Fu il governo provvisorio, il quale fermo nell'idea, anche dopo le inesplicabili lentezze e i gravissimi errori delle prime operazioni di guerra, che la vittoria fosse immancabile, non volle dare ascolto a quelle esortazioni, respinse pur anco gli aiuti che venivano offerti da corpi svizzeri; non volle neppur saperne dell'aiuto francese, acciocchè nessuno potesse sottrarre una parte qualsiasi del prestigio della vittoria all'esercito piemontese, e al re che lo comandava, pel quale teneva in serbo, come premio, la corona di ferro dei re longobardi.
Furono i ministri piemontesi e il re Carlo Alberto medesimo, i quali, troppo fiduciosi nelle proprie forze, anche quando dovevano apparire assai scarse a chiunque mediocremente edotto di cose di guerra, facendo cattivo viso all'elemento dei volontari, respingendo con superbe ripulse (come si fece con Cialdini) i servigi che venivano offerti, o accogliendoli tardi e di mal animo (come avvenne con Garibaldi e colla sua legione), mantennero nell'opinione pubblica la fallace illusione che le sole forze piemontesi bastassero alla grande impresa.
Pur troppo in guerra le illusioni si scontano a prezzo di sangue, di lagrime e di vergogna.
Il Mincio, che è fiume nè largo nè profondo, non offriva a Radetzky una buona linea di difesa.
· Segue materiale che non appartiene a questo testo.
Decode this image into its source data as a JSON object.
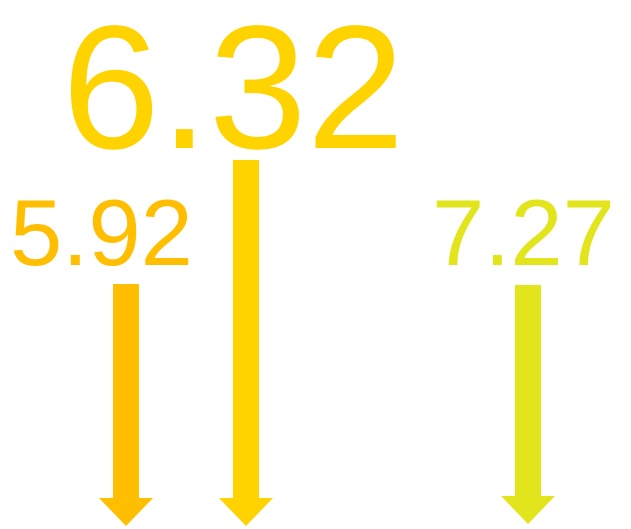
{
  "values": {
    "main": {
      "text": "6.32",
      "color": "#FFD300"
    },
    "left": {
      "text": "5.92",
      "color": "#FFBF00"
    },
    "right": {
      "text": "7.27",
      "color": "#E2E51C"
    }
  },
  "arrows": [
    {
      "name": "arrow-left",
      "color": "#FFBF00",
      "direction": "down"
    },
    {
      "name": "arrow-center",
      "color": "#FFD300",
      "direction": "down"
    },
    {
      "name": "arrow-right",
      "color": "#E2E51C",
      "direction": "down"
    }
  ]
}
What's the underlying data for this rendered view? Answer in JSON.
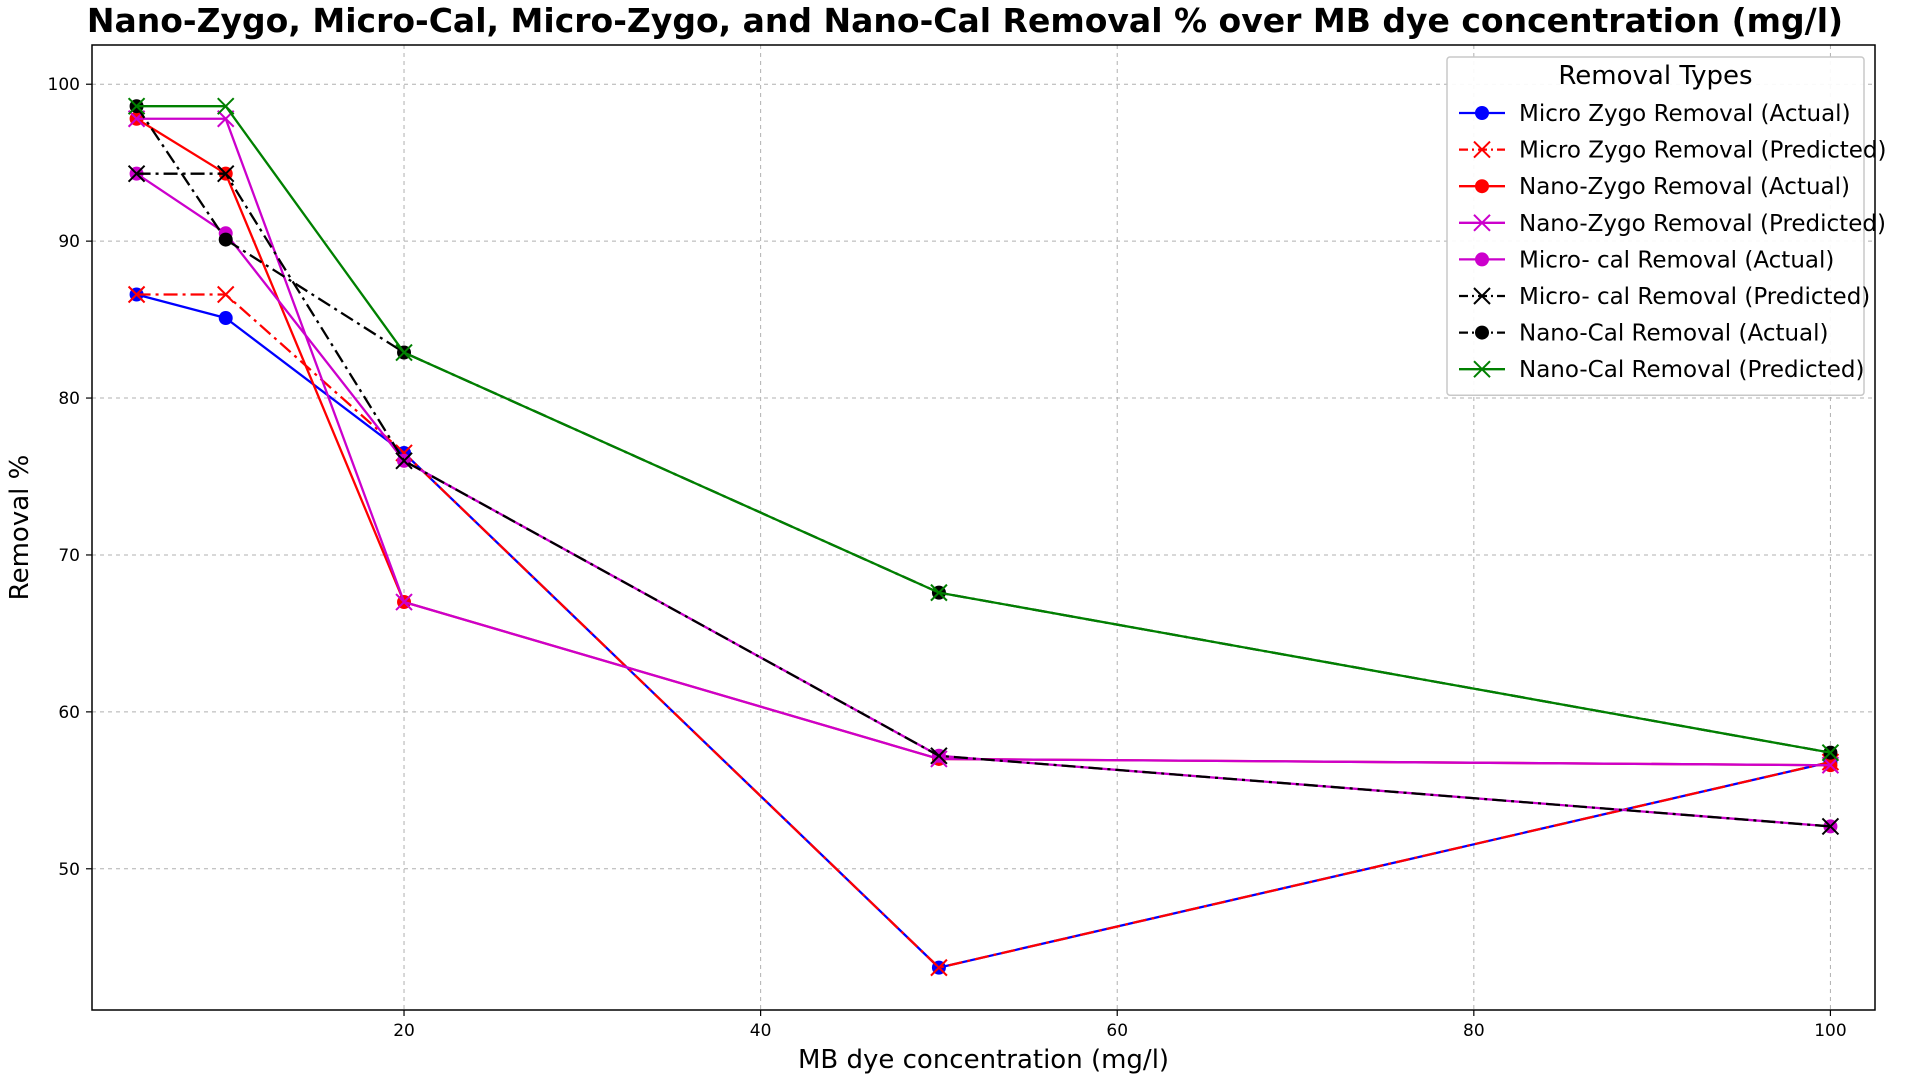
{
  "chart_data": {
    "type": "line",
    "title": "Nano-Zygo, Micro-Cal, Micro-Zygo, and  Nano-Cal Removal % over MB dye concentration (mg/l)",
    "xlabel": "MB dye concentration (mg/l)",
    "ylabel": "Removal %",
    "xlim": [
      2.5,
      102.5
    ],
    "ylim": [
      41,
      102.5
    ],
    "xticks": [
      20,
      40,
      60,
      80,
      100
    ],
    "yticks": [
      50,
      60,
      70,
      80,
      90,
      100
    ],
    "grid": true,
    "legend": {
      "title": "Removal Types",
      "position": "top-right"
    },
    "x": [
      5,
      10,
      20,
      50,
      100
    ],
    "series": [
      {
        "name": "Micro Zygo Removal (Actual)",
        "color": "#0000ff",
        "marker": "circle",
        "linestyle": "solid",
        "values": [
          86.6,
          85.1,
          76.5,
          43.7,
          56.8
        ]
      },
      {
        "name": "Micro Zygo Removal (Predicted)",
        "color": "#ff0000",
        "marker": "x",
        "linestyle": "dashdot",
        "values": [
          86.6,
          86.6,
          76.5,
          43.7,
          56.8
        ]
      },
      {
        "name": "Nano-Zygo Removal (Actual)",
        "color": "#ff0000",
        "marker": "circle",
        "linestyle": "solid",
        "values": [
          97.8,
          94.3,
          67.0,
          57.0,
          56.6
        ]
      },
      {
        "name": "Nano-Zygo Removal (Predicted)",
        "color": "#cc00cc",
        "marker": "x",
        "linestyle": "solid",
        "values": [
          97.8,
          97.8,
          67.0,
          57.0,
          56.6
        ]
      },
      {
        "name": "Micro- cal  Removal (Actual)",
        "color": "#cc00cc",
        "marker": "circle",
        "linestyle": "solid",
        "values": [
          94.3,
          90.5,
          76.0,
          57.2,
          52.7
        ]
      },
      {
        "name": "Micro- cal Removal (Predicted)",
        "color": "#000000",
        "marker": "x",
        "linestyle": "dashdot",
        "values": [
          94.3,
          94.3,
          76.0,
          57.2,
          52.7
        ]
      },
      {
        "name": "Nano-Cal Removal (Actual)",
        "color": "#000000",
        "marker": "circle",
        "linestyle": "dashdot",
        "values": [
          98.6,
          90.1,
          82.9,
          67.6,
          57.4
        ]
      },
      {
        "name": "Nano-Cal Removal (Predicted)",
        "color": "#008000",
        "marker": "x",
        "linestyle": "solid",
        "values": [
          98.6,
          98.6,
          82.9,
          67.6,
          57.4
        ]
      }
    ]
  }
}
Non avendo nel suo corso sotto Peschiera nessun punto fortificato, ed essendo linea troppo estesa per disseminarvi le già scarse sue forze, il vecchio Maresciallo diede ordine ai comandanti delle diverse posizioni sul Mincio, che, se venivano assaliti con viva forza dal nemico, non dovessero difendersi che leggermente, e ritirarsi subito su Verona.